Personal Digital Archives: From Accumulation to Legacy

Friday, April 28, 2017
3:10 pm to 5:00 pm
107 South hall
Cathy Marshall

During an individual’s lifetime, the content and organization of a personal digital archive depends largely on whatever personal information management regimens the collection’s owner(s) have adopted. Some aspects, for example, outward-facing parts of the collection held as social media, may be extensively curated; other portions may be subject to policies imposed by storage providers and surrogate stewards of the data (e.g. in the case of governmental, financial, and medical records).
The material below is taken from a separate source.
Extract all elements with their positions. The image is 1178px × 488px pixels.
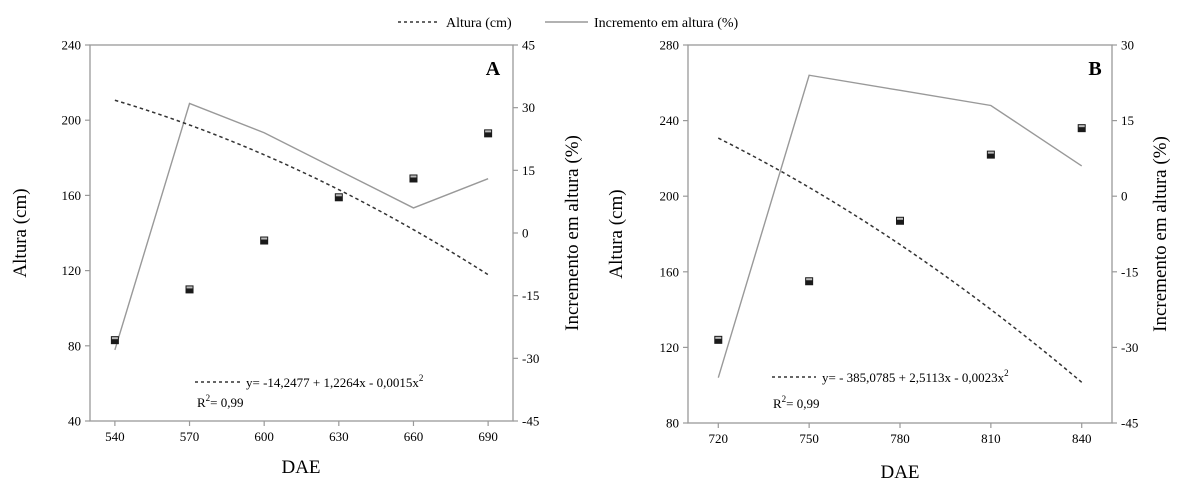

Still other portions (e.g. local and cloud storage) may show patterns of long-term accumulation and benign neglect. What do these diverse policies and practices mean for personal collections as historical legacy? I use my experience with personal papers held in research library collections to investigate four issues that will play a major role in shaping tomorrow’s personal digital archives: (1) ephemerality, permanence, and privacy concerns; (2) self-representation and reliability; (3) historical, biographical, and genealogical utility; and (4) copyright, ownership, and access policies.

Cathy Marshall is a San Francisco-based adjunct professor at the Texas A&M University Center for the Study of Digital Libraries and sometime volunteer at the Internet Archive.